Env2: The memory reaches 100% after 4 hours and a half.
Env3: The memory goes up smoothly. Now it is about 85%. I think it will throw OutOfMemory several hours later.
Env4: Similar to Env3
I think "GOGC" environment variable can't solve this issue. Here is the wrapper code:
List options = new ArrayList<>();
options.add(baseDirectory + "/bin/rclone");
options.add("sync");
options.add(src);
options.add(dest);
options.add("--config=" + baseDirectory + "/conf/rclone.conf");
options.add("--s3-provider=Alibaba");
options.add("--s3-access-key-id=" + ak);
options.add("--s3-secret-access-key=" + sk);
options.add("--s3-endpoint=" + setDefaultHttp(endpoint));
options.add("--no-check-certificate");
options.add(String.format("--retries=%s", RETRIES));
options.add(String.format("--retries-sleep=%ss", RETRIES_SLEEP));
options.add(String.format("--stats=%ss", STATS));
options.add("--transfers=" + numOfThreads);
options.add("--log-level=" + rcloneLogLevel);
options.add("--log-file=" + baseDirectory + "/logs/rclone/" + "backup_" + dateFormatter.format(new Date()) + "_" + sourcePart + ".log");
options.add("-P");
print(options);
ProcessBuilder processbuilder = new ProcessBuilder(options);
Map<String, String> env = processbuilder.environment();
env.put("GOGC", "20");
Process p;
try {
p = processbuilder.start();
} catch (IOException ex) {
log.error("Failed to start rclone with error {}", StringUtility.getTrace(ex));
throw ex;
}
I think I responded to you on the slack group, but here is a longer explanation.

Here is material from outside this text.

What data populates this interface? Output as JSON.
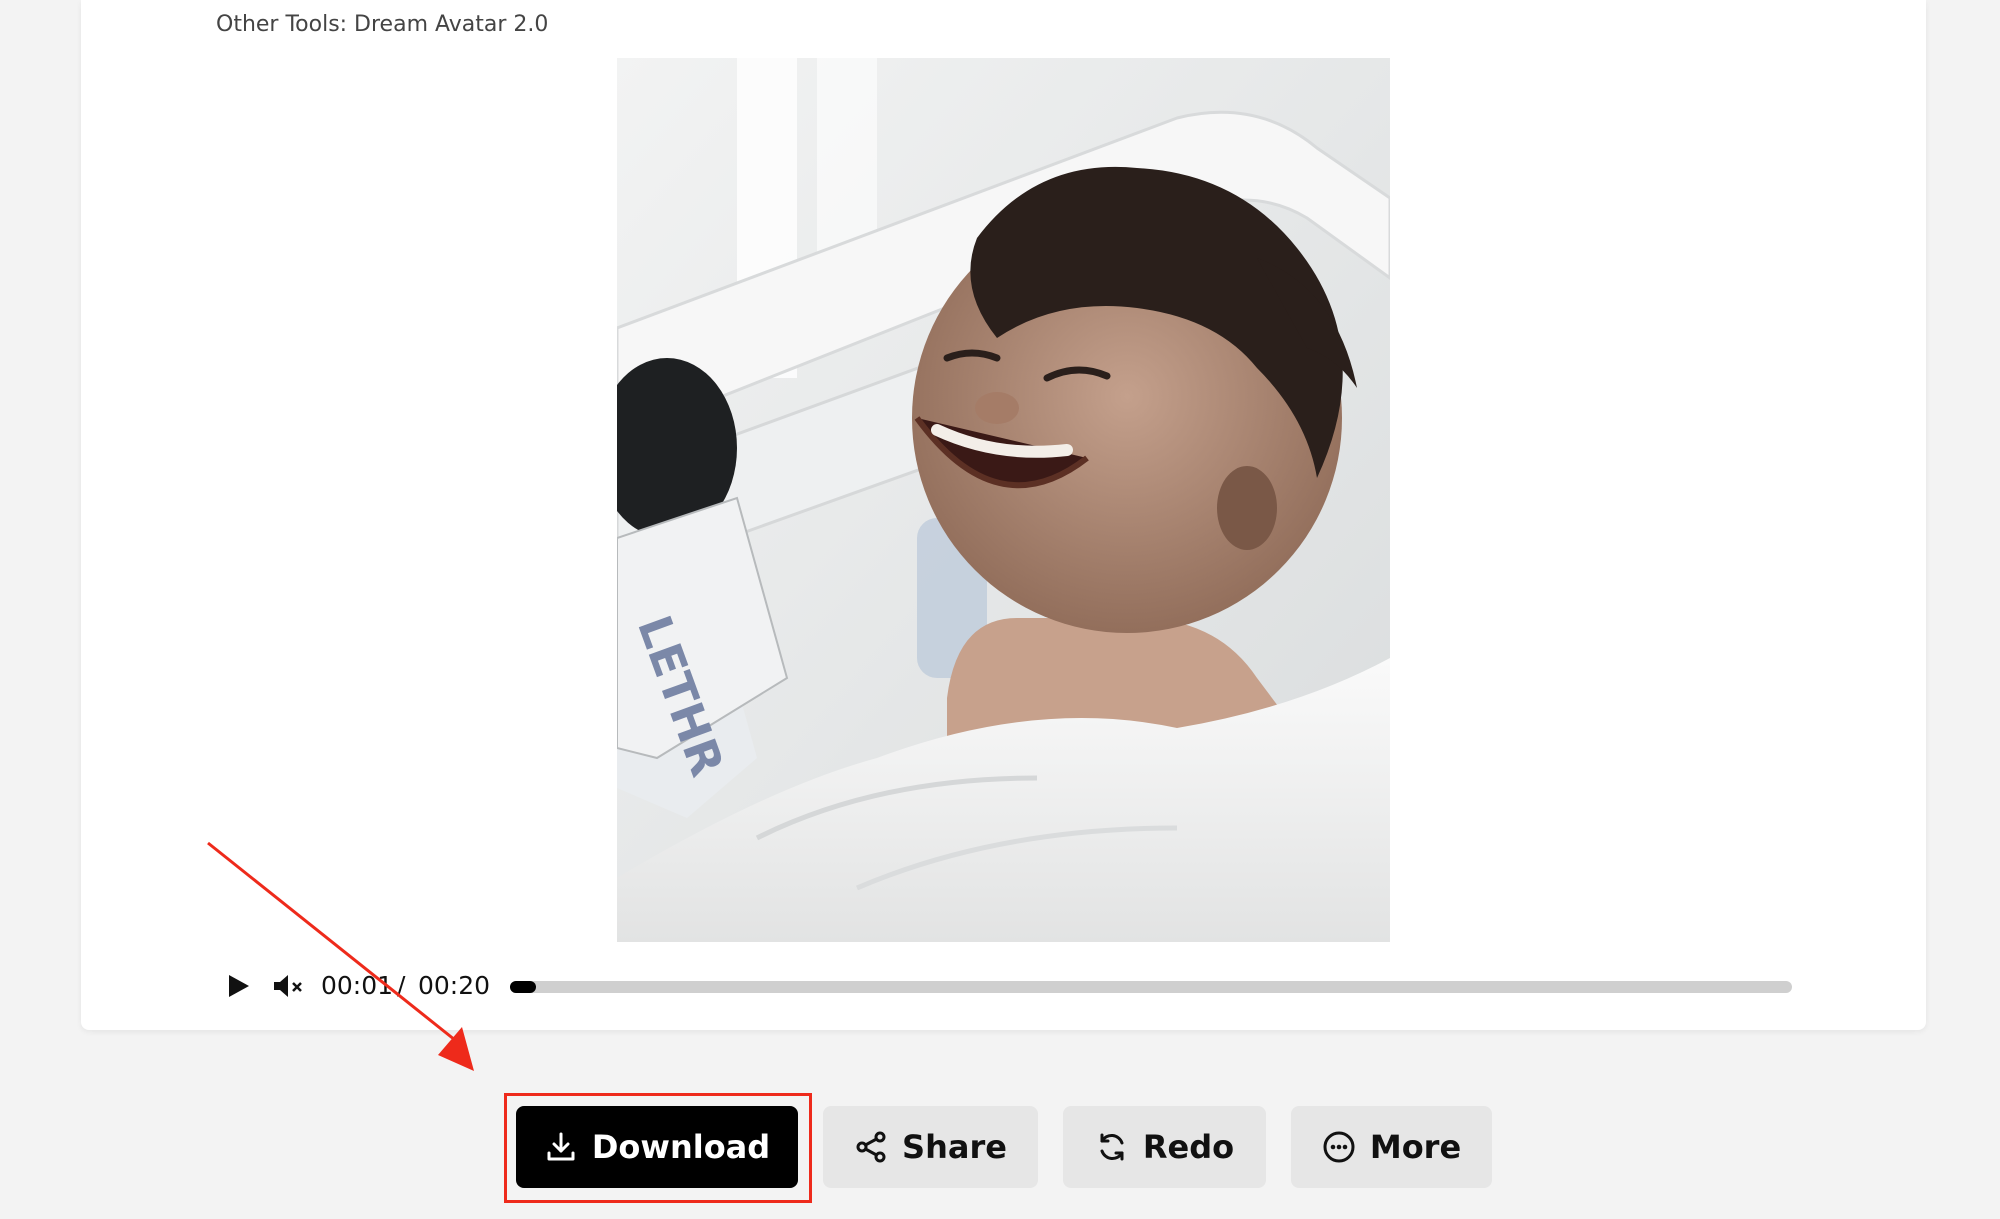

Rclone buffers each directory in memory when it is transferring data. Each object from the directory uses 0.5-1k of memory, so if you have a directory with 23M objects in it, that will use up to 23GB of memory.
However rclone will try to check multiple directories at once and I think you have two very large directories, so you can help by using --checkers 1 which will cause rclone to load only one of the very large directories at once.
I have set --checkers. The parameter works well. I have two huge folders. Folder1(acesure) has more than about 10,000,000. Folder2(webRdp) has more than about 20,000,000 files. When I set --checkers to 1, I expect that when rclone finishes sync for the first folder, it will free all the memory for the first folder. Then rclone continue to sync for the second folder. Then the server only needs the memory to hold the biggest folder. But it seems it doesn't work. When rclone finish syncing for the first folder, it didn't free the memory.